Heidelberg: America’s favorite German city

Story and photos by Morgen Wright
Contributing writer

With a large American population and more museums and tourist sites than Paris, Heidelberg is one of the top destinations for Americans in the area.

The energy in this city is palpable. Strolling through Heidelberg’s picturesque streets, locals can be seen zooming past on their daily jogs, or  sitting down and enjoying a meal with friends. Around every corner is a building more beautiful than the last, and whether visitors take the funicular railway or walk up the steep hill to the castle, they’ll find a view of the city that is unforgettable. On a sunny day, the Neckarweise, or Neckar River banks, becomes a haven for sun-worshippers, those out on a stroll, dog owners, couples in love, bookworms, Frisbee players and picnickers alike, according to the Heidelberg Fact File for 2009, an informational booklet on Heidelberg.

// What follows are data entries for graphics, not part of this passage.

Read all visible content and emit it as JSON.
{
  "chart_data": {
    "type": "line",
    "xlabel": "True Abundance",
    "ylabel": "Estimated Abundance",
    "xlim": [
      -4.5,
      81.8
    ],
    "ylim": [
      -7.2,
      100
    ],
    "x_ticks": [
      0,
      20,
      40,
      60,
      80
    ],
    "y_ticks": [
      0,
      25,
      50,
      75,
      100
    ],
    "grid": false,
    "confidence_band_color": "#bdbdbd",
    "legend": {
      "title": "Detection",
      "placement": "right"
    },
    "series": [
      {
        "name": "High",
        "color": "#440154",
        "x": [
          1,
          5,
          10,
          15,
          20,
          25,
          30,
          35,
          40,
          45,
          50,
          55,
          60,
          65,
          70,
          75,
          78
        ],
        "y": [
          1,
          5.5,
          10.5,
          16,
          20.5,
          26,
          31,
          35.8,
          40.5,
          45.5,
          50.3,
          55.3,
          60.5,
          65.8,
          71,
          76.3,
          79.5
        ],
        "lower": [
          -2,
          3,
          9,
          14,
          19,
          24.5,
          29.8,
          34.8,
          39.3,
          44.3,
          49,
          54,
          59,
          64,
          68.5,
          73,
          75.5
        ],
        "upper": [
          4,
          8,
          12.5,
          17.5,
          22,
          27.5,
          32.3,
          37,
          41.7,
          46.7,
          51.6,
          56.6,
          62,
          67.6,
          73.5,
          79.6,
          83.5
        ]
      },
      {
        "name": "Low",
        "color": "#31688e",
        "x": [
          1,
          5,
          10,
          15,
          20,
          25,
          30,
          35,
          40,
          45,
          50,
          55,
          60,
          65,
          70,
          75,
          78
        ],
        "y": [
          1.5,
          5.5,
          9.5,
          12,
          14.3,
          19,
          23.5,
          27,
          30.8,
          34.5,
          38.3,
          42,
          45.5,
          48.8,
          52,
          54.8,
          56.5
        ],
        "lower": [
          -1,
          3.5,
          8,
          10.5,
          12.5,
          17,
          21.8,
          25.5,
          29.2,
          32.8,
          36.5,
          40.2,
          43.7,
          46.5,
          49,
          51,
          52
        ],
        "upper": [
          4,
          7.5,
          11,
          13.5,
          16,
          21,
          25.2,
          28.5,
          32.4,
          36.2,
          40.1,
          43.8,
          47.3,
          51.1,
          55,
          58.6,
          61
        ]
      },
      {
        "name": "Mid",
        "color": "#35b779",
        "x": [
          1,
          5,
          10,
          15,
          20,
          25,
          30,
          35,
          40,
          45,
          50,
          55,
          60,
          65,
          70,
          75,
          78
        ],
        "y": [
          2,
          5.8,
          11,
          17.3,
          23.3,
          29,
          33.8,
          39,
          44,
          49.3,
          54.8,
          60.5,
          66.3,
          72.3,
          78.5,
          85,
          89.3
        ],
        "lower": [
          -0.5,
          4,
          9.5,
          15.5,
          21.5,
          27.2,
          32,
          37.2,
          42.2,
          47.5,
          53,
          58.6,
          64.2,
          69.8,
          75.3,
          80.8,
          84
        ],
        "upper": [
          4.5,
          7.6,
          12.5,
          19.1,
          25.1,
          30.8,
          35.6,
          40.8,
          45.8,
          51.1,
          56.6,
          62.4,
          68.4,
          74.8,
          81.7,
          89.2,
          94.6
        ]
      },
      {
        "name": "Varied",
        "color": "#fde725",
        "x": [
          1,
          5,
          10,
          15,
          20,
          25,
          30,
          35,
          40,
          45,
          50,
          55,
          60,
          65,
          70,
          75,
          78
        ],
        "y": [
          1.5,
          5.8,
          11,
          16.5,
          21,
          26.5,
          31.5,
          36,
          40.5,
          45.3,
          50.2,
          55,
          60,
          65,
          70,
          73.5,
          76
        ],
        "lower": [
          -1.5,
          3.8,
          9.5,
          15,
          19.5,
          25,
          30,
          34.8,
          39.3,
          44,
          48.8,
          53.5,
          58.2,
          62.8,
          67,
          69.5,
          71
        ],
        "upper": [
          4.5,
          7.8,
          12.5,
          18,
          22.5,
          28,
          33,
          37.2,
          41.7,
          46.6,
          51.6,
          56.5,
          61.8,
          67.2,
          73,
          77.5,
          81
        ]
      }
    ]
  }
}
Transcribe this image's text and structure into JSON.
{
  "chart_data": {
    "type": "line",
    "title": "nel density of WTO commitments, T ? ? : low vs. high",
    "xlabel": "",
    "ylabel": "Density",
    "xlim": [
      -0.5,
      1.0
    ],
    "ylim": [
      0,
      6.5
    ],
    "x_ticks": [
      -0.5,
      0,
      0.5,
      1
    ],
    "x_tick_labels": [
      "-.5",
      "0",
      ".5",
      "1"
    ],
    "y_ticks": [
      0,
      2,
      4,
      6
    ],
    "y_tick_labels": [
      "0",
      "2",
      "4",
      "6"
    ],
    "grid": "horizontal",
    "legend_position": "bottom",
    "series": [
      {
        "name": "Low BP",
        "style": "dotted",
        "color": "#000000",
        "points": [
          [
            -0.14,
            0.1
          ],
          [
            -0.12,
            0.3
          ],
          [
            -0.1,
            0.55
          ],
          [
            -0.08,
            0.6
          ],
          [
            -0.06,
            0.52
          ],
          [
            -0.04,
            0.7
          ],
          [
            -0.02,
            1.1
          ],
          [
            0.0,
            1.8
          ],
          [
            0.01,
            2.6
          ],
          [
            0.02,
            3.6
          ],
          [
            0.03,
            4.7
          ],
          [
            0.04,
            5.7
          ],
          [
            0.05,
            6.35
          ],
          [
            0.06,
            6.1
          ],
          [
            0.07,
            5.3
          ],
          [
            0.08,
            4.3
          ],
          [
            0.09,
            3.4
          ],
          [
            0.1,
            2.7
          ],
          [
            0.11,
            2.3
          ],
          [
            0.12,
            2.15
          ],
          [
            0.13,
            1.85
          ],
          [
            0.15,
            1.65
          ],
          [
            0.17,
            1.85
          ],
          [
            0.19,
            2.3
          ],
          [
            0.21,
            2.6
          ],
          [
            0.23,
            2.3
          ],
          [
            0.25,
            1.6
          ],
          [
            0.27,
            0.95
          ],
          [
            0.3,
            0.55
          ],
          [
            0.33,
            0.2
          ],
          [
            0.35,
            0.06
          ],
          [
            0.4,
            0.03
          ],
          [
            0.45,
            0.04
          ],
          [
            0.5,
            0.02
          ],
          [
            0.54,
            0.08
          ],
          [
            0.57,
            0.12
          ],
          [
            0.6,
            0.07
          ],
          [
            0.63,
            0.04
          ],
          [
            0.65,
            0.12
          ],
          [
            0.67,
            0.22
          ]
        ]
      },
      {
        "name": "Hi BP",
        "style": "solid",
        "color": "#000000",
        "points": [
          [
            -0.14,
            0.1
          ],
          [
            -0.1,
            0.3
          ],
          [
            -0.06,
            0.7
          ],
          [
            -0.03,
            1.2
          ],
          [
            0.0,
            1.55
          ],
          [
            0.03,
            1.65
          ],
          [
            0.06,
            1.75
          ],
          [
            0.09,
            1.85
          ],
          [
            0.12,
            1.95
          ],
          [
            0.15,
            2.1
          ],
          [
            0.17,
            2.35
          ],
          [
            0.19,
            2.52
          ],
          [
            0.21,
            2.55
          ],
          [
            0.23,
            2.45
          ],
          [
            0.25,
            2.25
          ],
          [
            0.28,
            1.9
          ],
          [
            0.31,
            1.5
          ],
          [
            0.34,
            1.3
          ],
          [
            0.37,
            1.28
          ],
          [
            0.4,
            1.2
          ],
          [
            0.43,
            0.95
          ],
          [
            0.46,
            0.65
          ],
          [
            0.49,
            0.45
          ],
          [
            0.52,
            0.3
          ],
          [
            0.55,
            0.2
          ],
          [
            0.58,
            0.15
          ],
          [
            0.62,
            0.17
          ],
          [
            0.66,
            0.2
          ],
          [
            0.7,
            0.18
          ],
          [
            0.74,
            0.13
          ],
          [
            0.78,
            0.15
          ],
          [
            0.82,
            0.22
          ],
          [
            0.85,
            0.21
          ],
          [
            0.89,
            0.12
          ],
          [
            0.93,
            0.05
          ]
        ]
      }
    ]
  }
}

Experiencing Heidelberg during a short holiday visit is like discovering beautiful pictures: Many facets, subtle colors, touching moods and lasting impressions, according to Heidelberg Marketing GmbH.

“It’s the one city I always take my guests to see,” said Jettenbach resident Brook Doggett.  She also added that the reason for this is because it is easy to get to, there is a lot to see and do and it’s fairly inexpensive. And it’s true. It doesn’t cost much to pack a lunch, throw a blanket over your shoulder and have a picnic on the castle grounds.
While there, visitors should take a tour of the inside of the castle. The tour costs €4 for adults and the view from the balcony is amazing.  In fact, most Americans said they came to Heidelberg specifically to see the castle. 

“We kept hearing about the castle and ‘Great Wine Barrel inside,’” said Ramstein local Christoper Culley.  He also said it was a great day for the family and Heidelberg was worth visiting again. 

So, what else makes Heidelberg a hot destination for Americans?
“It’s a great one-day town,” said Joe Franzwa, an American exchange student studying in Stuttgart.

One draw is that most tourist attractions in Heidelberg are reasonably priced; guided tours cost little and there are also boat, bus and walking tours for the more ambitious tourists. Or, for a different view of the city, visitors can choose to climb the tower of St. Peter’s Church (Peterkirsche), the oldest parish church in the city.  Parts of the tower date back to the 12th century, according to a Heidelberg Bergbahnen pamphlet.

The Heidelberg day pass is also a good option. For the cost of one tour, visitors can ride the trams, buses and the funicular for free. The funicular is a great option for getting up the hill to the castle for those who have small children or just don’t feel like climbing the stairs.

And if there’s still time to kill before catching the train home, Heidelberg also has a great shopping area just a short walk away from the old part of town on the Haupstrasse. 

Heidelberg nightlife is also lively, thanks to the university, which claims to have the oldest exchange program, according to the University of Heidelberg Web site.
There is always something going on, whether it’s a concert or show, visitors can always find something to do here, said Adrian Gray, a U.S. servicemember stationed in Heidelberg.

Even if staying for just a day, visitors should stop by one of the tourist information centers conveniently located in the city. Both centers have helpful information on city events and goings on.